Housing starts declined 6.8 percent to a seasonally adjusted annual rate of 1.22 million units, the Commerce
Department said on Tuesday. February’s starts were revised up to a 1.30 million-unit pace from the previously reported 1.29 million-rate.
Economists polled by Reuters had forecast groundbreaking activity falling to a 1.25 million-unit pace last month. Homebuilding was up 9.2 percent compared to March 2016.
Construction in February was boosted by unseasonably warm temperatures. But temperatures dropped in March and a storm lashed the Northeast and Midwest regions, which could have accounted for the drop last month in homebuilding.
Single-family homebuilding, which accounts for the largest share of the residential housing market, fell 6.2 percent to a 821,000 unit-pace last month. Single-family starts in the Midwest declined 35 percent, the largest drop since January 2014, to their lowest level since August 2015.
Single-family starts in the Northeast were unchanged. They rose 3.2 percent in the South, but fell 5.5 percent in the West.
Last month, starts for the volatile multi-family housing segment dropped 7.9 percent to a 394,000 unit-pace.
Pointing to underlying strength in the housing market, building permits increased 3.6 percent, driven by a 13.8 percent surge in the multi-family segment.
While single-family permits fell 1.1 percent, they were not too far from the more than nine-year high reached in February.

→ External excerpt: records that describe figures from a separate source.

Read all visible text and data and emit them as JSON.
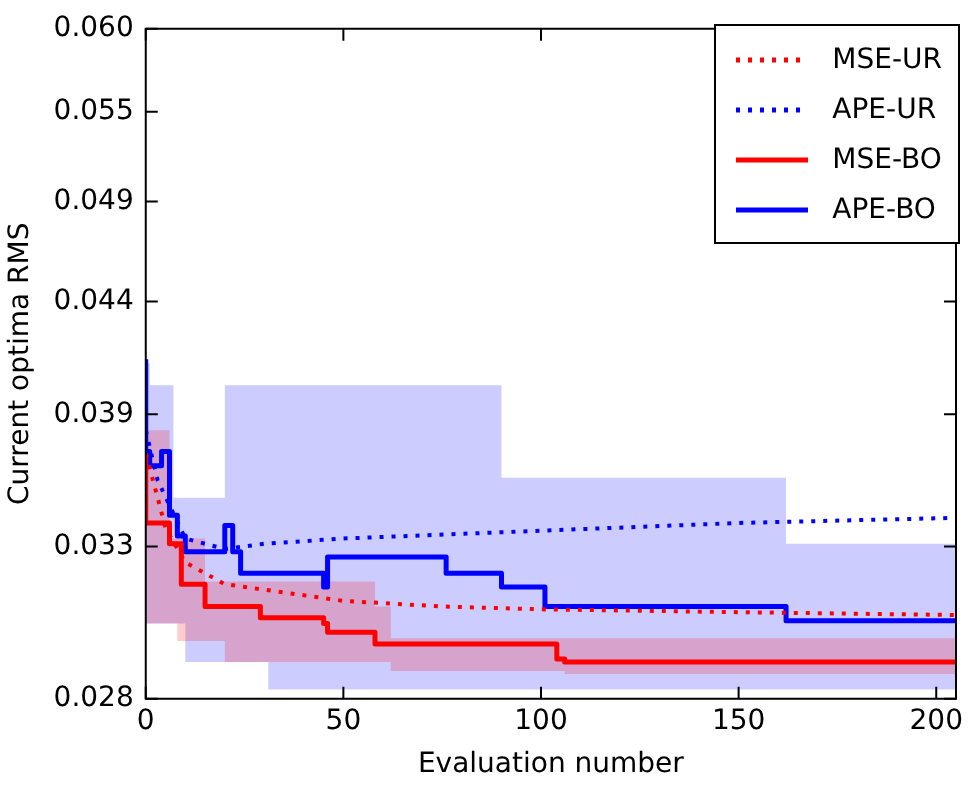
{
  "chart_data": {
    "type": "step",
    "xlabel": "Evaluation number",
    "ylabel": "Current optima RMS",
    "log": "y",
    "xlim": [
      0,
      205
    ],
    "xticks": [
      0,
      50,
      100,
      150,
      200
    ],
    "ylim": [
      0.028,
      0.06
    ],
    "yticks": [
      0.028,
      {
        "value": 0.0333,
        "label": "0.033"
      },
      {
        "value": 0.0387,
        "label": "0.039"
      },
      0.044,
      {
        "value": 0.0493,
        "label": "0.049"
      },
      {
        "value": 0.0546,
        "label": "0.055"
      },
      {
        "value": 0.06,
        "label": "0.060"
      }
    ],
    "grid": false,
    "legend": "top right",
    "marker": "none",
    "series": [
      {
        "name": "MSE-UR",
        "type": "line",
        "line_style": "dotted",
        "color": "#ff0000",
        "x": [
          0,
          3,
          5,
          10,
          20,
          30,
          50,
          75,
          100,
          150,
          205
        ],
        "values": [
          0.037,
          0.0352,
          0.034,
          0.0327,
          0.0319,
          0.0317,
          0.0313,
          0.0311,
          0.031,
          0.0309,
          0.0308
        ]
      },
      {
        "name": "APE-UR",
        "type": "line",
        "line_style": "dotted",
        "color": "#0000ff",
        "x": [
          0,
          3,
          10,
          20,
          30,
          50,
          100,
          150,
          205
        ],
        "values": [
          0.038,
          0.0359,
          0.0336,
          0.0332,
          0.0334,
          0.0336,
          0.0339,
          0.0342,
          0.0344
        ]
      },
      {
        "name": "MSE-BO",
        "type": "step",
        "line_style": "solid",
        "color": "#ff0000",
        "x": [
          0,
          1,
          6,
          8,
          9,
          15,
          20,
          29,
          30,
          45,
          46,
          58,
          62,
          104,
          106,
          197,
          205
        ],
        "values": [
          0.037,
          0.0342,
          0.0342,
          0.0334,
          0.0334,
          0.0319,
          0.0311,
          0.0311,
          0.0307,
          0.0307,
          0.0305,
          0.0302,
          0.0298,
          0.0298,
          0.0293,
          0.0292,
          0.0292
        ],
        "upper": [
          0.038,
          0.038,
          0.038,
          0.0336,
          0.0336,
          0.0336,
          0.032,
          0.032,
          0.032,
          0.032,
          0.032,
          0.032,
          0.0311,
          0.03,
          0.03,
          0.03,
          0.03
        ],
        "lower": [
          0.0305,
          0.0305,
          0.0305,
          0.0305,
          0.0299,
          0.0299,
          0.0299,
          0.0292,
          0.0292,
          0.0292,
          0.0292,
          0.0292,
          0.0292,
          0.0289,
          0.0289,
          0.0288,
          0.0288
        ]
      },
      {
        "name": "APE-BO",
        "type": "step",
        "line_style": "solid",
        "color": "#0000ff",
        "x": [
          0,
          1,
          4,
          6,
          7,
          8,
          10,
          20,
          22,
          24,
          31,
          45,
          46,
          76,
          90,
          101,
          162,
          196,
          205
        ],
        "values": [
          0.0412,
          0.0371,
          0.0365,
          0.0371,
          0.0345,
          0.0345,
          0.0337,
          0.0331,
          0.0341,
          0.0331,
          0.0323,
          0.0323,
          0.0318,
          0.0329,
          0.0323,
          0.0318,
          0.0311,
          0.0306,
          0.0306
        ],
        "upper": [
          0.049,
          0.041,
          0.04,
          0.04,
          0.04,
          0.0352,
          0.0352,
          0.0352,
          0.04,
          0.04,
          0.04,
          0.04,
          0.04,
          0.04,
          0.04,
          0.036,
          0.036,
          0.0334,
          0.0334
        ],
        "lower": [
          0.0305,
          0.0305,
          0.0305,
          0.0305,
          0.0305,
          0.0305,
          0.0305,
          0.0292,
          0.0292,
          0.0292,
          0.0292,
          0.0283,
          0.0283,
          0.0283,
          0.0283,
          0.0283,
          0.0283,
          0.0283,
          0.0283
        ]
      }
    ]
  }
}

A tightening labor market, which is generating steady wage growth is underpinning the housing market. The sector, however, remains constrained by a dearth of properties available for sale.
Builders have, however, failed to bridge the gap, citing a range of problems including shortages of labor and land as well as rising material prices. A survey on Monday showed homebuilders confidence slipped in April from a near 12-year high in March. Still, measures of current sales and sales expectations remained at lofty levels.